Young Adam Sol receiving his own musical education.
I take my kids’ musical education very seriously. My three boys are all learning classical piano, they tinker with other instruments, and I’ve got music on in the house all the time, from Beethoven symphonies to Cuban jazz to Johnny Cash, Aretha Franklin and the Beastie Boys, you name it. But while I believe that I’m granting them a musical education that will serve them in very good stead later in life, for them it’s not always easy to get a sense of timelines. Anything before 2005 seems like ancient history, and the music I listened to in high school is no less remote than Robert Johnson or Mozart.
It’s not an easy thing to teach a 6 year-old why Elvis Presley’s dancing style was radical if he can turn on MTV and see Madonna grab her crotch in a video that is over 20 years old! One of my boys recently asked me, “Did Nirvana come before or after Elvis?” and I felt my heart sink — I mean, isn’t it obvious? Nirvana could not possibly exist before Elvis! It’s partly Elvis’ death that opens up the whole realm of fame-hate that makes Nirvana so angry, tragic, and beautiful! Haven’t you learned anything from me?! Am I a failure as a father?!
But I had a weird opportunity recently to rectify some of their confusion. My 8 year-old went to a classmate’s birthday party, and one of the gifts in his loot bag was a CD burned with some of the birthday girl’s favorite songs. Great God, bless the mix tape, in all its incarnations! Amidst the latest sugar-pop samplers (“Gangnam Style,” Nicki Minaj) were a few humorous tunes that gave me the most pleasure, including Adam Sandler’s “Chanukah Song” and this by Weird Al Yankovic.

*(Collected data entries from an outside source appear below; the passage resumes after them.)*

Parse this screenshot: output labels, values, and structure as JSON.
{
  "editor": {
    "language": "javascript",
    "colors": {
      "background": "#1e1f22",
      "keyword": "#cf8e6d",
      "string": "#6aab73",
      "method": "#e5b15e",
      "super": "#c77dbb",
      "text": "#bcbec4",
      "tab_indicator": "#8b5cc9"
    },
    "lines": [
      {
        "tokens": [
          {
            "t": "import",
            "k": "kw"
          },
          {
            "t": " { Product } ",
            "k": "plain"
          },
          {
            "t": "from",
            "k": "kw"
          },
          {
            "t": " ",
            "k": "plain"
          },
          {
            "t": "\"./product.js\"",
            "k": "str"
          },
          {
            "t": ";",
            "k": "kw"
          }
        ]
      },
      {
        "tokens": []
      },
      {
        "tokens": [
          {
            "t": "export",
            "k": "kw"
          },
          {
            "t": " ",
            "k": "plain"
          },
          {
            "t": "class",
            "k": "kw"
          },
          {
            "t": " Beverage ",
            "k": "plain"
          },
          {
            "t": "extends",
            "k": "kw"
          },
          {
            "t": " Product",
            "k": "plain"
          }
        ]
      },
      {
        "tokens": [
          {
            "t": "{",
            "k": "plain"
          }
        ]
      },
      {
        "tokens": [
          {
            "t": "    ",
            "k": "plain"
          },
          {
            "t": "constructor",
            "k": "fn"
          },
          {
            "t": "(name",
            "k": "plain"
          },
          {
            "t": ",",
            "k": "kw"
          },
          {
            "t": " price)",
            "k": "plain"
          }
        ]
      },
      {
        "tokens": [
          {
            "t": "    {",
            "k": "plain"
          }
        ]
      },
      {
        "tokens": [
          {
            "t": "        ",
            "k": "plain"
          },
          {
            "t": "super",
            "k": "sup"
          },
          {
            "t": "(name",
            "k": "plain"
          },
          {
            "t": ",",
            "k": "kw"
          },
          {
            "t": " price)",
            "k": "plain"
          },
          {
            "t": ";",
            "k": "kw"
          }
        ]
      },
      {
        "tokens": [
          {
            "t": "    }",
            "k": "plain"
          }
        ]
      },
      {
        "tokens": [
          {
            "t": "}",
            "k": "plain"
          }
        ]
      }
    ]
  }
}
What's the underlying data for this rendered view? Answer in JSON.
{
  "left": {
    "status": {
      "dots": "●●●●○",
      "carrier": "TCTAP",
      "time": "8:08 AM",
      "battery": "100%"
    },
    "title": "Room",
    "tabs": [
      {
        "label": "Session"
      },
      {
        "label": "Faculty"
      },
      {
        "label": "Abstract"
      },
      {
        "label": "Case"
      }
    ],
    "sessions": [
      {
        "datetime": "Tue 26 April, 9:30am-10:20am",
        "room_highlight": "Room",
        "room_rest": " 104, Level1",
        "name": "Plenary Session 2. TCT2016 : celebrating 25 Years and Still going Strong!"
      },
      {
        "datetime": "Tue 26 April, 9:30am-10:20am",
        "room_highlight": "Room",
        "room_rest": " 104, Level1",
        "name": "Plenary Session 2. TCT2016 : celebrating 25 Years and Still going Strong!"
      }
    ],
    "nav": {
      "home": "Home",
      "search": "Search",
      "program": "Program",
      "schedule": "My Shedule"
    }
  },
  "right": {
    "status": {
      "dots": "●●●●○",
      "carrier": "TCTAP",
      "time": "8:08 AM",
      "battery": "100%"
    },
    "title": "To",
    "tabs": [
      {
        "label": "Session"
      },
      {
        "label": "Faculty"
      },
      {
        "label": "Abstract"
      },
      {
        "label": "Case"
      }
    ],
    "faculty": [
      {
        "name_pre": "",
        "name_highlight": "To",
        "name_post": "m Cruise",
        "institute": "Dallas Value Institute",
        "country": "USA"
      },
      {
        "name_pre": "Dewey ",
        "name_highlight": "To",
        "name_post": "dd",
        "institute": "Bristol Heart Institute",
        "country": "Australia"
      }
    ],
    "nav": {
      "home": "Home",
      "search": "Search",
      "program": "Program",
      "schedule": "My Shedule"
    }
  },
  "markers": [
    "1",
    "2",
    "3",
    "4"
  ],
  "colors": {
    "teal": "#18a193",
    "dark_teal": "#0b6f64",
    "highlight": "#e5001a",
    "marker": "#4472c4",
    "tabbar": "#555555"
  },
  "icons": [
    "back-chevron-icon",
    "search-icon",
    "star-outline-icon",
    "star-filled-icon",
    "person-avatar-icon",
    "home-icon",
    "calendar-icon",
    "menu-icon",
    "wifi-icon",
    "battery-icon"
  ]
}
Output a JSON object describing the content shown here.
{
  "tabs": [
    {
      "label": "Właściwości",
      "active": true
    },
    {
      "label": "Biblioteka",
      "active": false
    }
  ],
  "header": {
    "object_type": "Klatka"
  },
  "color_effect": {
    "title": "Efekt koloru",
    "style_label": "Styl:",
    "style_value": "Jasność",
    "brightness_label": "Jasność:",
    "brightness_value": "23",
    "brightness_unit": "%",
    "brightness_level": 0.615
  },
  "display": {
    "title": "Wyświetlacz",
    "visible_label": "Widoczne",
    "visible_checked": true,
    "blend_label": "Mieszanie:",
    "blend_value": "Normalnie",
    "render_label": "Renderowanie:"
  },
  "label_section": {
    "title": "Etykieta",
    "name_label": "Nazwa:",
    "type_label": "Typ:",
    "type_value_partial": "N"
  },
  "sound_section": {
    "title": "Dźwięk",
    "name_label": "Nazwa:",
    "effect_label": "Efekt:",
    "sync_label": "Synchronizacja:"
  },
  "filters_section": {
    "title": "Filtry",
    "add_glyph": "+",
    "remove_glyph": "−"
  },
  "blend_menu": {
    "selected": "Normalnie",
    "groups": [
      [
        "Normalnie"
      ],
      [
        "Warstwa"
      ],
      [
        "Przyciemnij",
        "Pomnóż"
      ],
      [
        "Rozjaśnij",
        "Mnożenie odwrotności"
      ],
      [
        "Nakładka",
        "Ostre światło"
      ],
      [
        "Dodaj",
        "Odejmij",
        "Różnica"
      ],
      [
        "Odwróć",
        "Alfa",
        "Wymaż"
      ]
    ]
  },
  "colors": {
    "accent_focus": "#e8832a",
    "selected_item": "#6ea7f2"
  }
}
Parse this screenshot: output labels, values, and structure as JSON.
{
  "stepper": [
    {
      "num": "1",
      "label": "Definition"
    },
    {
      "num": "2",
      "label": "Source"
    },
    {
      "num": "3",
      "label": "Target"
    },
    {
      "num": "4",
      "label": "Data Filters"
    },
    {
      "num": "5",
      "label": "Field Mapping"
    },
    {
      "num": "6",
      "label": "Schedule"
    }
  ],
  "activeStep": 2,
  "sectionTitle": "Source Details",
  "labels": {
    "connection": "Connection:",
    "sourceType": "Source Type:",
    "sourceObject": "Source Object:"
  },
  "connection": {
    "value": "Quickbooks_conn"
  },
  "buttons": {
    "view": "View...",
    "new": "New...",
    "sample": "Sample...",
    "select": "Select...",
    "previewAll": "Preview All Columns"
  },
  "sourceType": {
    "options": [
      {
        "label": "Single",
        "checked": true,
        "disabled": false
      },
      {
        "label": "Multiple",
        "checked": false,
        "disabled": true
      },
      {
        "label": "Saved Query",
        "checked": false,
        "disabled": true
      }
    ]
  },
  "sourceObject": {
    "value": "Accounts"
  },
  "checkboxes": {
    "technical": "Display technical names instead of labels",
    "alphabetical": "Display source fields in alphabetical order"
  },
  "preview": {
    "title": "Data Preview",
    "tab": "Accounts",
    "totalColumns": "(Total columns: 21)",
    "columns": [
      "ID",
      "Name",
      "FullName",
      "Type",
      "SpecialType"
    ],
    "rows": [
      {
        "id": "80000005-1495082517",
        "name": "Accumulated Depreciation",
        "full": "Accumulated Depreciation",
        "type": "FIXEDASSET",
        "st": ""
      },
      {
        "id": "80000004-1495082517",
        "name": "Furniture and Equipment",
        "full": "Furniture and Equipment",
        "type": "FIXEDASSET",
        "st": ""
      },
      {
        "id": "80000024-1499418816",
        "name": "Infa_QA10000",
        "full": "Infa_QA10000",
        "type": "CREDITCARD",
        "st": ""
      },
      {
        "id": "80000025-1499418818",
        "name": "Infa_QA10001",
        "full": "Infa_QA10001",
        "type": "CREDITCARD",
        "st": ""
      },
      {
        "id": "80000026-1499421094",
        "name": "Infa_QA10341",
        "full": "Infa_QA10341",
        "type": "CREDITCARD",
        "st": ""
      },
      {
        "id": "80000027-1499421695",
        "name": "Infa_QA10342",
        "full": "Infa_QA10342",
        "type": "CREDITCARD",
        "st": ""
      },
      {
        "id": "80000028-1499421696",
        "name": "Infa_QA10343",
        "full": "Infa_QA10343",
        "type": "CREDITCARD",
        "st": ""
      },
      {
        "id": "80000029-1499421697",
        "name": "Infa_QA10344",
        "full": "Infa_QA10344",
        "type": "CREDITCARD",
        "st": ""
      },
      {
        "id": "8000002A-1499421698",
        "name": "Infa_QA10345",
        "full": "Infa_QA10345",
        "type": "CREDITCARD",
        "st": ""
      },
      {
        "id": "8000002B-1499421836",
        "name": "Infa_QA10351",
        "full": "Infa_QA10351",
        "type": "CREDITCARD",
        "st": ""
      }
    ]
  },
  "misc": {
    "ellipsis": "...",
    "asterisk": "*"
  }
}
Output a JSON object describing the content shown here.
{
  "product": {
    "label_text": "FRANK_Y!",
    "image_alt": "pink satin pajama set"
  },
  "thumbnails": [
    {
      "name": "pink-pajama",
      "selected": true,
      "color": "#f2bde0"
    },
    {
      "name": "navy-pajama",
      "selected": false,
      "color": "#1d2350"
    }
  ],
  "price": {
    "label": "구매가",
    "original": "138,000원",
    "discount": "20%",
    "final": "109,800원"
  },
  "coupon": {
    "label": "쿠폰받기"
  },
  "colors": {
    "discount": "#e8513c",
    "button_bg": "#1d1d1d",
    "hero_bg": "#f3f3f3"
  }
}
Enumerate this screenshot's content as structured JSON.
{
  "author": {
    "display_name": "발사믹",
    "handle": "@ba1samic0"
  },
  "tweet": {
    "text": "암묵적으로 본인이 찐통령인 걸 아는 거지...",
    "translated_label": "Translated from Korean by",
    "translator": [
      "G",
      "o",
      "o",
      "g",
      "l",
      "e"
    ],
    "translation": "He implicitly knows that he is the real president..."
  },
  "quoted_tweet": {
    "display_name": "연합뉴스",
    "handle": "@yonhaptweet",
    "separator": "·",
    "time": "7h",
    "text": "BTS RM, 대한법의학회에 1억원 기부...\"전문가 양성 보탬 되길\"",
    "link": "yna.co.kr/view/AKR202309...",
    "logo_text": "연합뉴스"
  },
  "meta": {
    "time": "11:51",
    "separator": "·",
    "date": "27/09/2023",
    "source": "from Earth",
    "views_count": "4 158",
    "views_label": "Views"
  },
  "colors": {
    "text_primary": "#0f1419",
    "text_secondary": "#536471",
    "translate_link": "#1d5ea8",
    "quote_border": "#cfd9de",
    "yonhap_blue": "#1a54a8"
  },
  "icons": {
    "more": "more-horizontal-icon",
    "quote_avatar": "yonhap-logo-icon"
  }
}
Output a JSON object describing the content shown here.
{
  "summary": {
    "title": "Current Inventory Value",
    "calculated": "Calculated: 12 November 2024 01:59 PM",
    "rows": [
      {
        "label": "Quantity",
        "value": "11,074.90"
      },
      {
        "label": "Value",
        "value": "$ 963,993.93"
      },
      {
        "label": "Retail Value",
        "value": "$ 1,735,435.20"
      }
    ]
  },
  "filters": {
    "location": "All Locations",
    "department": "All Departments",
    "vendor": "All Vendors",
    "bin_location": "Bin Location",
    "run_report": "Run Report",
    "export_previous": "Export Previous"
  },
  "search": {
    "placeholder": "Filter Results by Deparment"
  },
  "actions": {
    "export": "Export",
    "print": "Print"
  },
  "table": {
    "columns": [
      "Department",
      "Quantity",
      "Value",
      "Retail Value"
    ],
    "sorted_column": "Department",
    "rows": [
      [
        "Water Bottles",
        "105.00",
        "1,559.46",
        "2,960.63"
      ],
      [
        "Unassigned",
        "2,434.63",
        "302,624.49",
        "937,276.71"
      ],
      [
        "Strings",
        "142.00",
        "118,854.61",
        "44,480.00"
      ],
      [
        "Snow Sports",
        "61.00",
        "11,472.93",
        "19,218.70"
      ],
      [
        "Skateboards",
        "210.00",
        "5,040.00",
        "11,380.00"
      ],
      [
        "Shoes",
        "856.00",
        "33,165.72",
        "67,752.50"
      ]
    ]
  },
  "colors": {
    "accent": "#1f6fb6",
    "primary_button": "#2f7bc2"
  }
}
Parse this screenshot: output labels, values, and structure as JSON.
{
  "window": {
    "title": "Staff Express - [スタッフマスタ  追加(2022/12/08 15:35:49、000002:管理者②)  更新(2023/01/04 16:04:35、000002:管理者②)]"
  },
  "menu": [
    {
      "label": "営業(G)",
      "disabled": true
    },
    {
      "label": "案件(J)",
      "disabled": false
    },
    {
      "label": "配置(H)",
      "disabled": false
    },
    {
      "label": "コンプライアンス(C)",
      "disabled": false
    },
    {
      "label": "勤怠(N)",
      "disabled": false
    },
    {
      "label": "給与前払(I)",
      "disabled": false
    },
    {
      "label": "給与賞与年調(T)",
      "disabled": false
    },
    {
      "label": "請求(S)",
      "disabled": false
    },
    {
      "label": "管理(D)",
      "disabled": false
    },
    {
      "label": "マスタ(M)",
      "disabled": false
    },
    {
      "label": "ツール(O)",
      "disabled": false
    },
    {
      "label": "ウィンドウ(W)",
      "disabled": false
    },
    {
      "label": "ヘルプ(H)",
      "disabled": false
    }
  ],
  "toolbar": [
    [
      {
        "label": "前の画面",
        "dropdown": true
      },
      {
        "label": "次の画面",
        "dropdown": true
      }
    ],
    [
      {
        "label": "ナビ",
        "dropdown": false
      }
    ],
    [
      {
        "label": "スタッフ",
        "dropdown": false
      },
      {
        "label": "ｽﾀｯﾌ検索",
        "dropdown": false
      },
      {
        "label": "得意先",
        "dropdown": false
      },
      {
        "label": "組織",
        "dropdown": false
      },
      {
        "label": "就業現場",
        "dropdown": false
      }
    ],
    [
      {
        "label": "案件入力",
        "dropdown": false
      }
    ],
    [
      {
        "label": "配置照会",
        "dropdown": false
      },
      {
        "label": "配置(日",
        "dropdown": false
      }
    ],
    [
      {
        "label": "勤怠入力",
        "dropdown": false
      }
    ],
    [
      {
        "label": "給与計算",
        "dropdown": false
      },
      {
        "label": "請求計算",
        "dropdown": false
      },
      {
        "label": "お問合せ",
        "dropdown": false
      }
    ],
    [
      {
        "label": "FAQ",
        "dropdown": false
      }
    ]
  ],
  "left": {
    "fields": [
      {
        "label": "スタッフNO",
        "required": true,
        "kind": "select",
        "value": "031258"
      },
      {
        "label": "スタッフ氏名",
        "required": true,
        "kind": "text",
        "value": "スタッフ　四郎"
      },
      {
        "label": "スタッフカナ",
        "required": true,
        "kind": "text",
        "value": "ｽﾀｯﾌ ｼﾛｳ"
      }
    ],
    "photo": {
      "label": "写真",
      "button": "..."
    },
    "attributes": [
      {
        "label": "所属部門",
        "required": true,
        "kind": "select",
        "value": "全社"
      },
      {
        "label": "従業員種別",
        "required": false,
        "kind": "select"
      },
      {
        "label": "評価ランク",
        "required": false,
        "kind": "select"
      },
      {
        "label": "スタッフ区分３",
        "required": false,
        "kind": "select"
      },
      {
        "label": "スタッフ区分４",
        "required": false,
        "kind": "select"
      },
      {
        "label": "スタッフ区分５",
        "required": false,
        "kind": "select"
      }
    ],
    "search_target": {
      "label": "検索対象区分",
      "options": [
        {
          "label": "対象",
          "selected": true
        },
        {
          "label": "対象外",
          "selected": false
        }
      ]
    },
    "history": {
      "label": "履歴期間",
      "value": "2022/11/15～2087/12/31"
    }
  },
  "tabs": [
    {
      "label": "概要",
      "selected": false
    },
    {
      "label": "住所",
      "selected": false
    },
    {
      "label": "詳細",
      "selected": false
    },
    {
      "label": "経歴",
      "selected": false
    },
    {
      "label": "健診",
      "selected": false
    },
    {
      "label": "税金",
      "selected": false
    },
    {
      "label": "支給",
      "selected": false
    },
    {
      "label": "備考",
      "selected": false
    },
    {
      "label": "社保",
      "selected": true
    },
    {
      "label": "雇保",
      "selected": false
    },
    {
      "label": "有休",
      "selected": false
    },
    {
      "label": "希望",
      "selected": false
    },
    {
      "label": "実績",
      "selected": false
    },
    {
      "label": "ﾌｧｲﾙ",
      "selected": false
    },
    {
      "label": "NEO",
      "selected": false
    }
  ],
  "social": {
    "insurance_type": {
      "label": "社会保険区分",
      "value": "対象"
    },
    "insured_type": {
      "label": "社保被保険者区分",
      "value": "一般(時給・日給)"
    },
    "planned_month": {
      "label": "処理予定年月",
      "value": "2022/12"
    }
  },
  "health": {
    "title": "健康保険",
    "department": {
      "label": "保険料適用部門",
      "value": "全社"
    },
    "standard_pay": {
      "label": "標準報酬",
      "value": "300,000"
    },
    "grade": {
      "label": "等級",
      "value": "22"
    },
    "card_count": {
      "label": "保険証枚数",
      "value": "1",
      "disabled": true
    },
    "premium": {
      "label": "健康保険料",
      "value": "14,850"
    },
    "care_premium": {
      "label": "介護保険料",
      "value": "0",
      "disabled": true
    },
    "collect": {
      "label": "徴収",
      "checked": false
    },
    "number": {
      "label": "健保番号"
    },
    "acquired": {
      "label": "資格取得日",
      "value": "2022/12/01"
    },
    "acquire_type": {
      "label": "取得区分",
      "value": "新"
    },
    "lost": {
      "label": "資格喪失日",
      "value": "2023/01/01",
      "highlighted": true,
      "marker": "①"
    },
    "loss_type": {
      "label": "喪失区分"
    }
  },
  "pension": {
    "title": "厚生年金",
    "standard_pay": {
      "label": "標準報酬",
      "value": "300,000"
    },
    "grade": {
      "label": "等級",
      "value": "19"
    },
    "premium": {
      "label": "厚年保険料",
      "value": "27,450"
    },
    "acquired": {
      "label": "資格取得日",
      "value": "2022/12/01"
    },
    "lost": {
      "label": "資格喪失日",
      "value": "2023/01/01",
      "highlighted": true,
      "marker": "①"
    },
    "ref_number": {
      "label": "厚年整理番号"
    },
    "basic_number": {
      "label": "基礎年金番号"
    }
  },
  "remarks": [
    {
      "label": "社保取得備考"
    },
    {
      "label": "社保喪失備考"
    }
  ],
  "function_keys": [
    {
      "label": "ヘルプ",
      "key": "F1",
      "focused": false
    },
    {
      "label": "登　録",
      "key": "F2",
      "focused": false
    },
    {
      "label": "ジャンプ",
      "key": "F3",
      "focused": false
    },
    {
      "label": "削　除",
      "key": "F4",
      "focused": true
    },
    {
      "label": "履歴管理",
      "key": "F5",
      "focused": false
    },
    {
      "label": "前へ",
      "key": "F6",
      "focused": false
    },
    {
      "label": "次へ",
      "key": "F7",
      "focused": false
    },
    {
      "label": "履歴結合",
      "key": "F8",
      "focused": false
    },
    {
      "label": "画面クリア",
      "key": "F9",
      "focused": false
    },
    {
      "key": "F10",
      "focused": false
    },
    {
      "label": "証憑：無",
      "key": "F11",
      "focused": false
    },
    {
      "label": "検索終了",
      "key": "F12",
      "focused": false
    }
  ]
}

Weird Al, as everyone knows, is a colossal genius who deserves to be awarded the Nobel Prize in Awesomeness. He has been demonstrating the inherent silliness of pop music for over 30 years, has sold over 15 million records, and can make everyone from Michael Jackson to Green Day seem funny. The King of Pop himself was a big fan, and you can see why. In music, imitation isn’t the sincerest form of flattery — parody is, because parody assumes that an audience will get a double-edged pleasure by making fun of greatness while also reveling in its riffs, melodies, and beats. It assumes that greatness can take it.
Don McLean has admitted to hearing bits of Weird Al’s version of “American Pie” during his own concerts (how many times has that poor guy had to sing that song by now?!), and it’s rumoured that Jar-Jar Binks himself has sent congratulations from Naboo.
So we’re listening to Weird Al in the minivan on the way home from the birthday party, and I realize that my boys are missing out on a good chunk of the fun. They are fully versed in the details of the Star Wars movies (the recent ones, alas, as well as the originals), and so are deriving quite a bit of pleasure from Weird Al’s lyrical genius. But they have no connection to the original tune, Don McLean’s transcendent “American Pie.”
So I dig out the tune and start trying to explain what an anthem is, how this song, even in its sloppy genius (Why would anyone drive his Chevy to the levy anyway?), could define a certain time, mood, and feeling. It’s all very hazy, but then they ask me what the song is about, and we get home and I’m telling them what he means by “the day the music died,” and then I’m showing them clips of Ritchie Valens.
And Big Bopper.
And the incomparable Buddy Holly.
And then they can see the chain, or at least one strand of it. From Star Wars back to Peggy Sue. I am not a complete failure as a parent after all. Thanks, Al. And thanks to Lily Rose, birthday girl extraordinaire.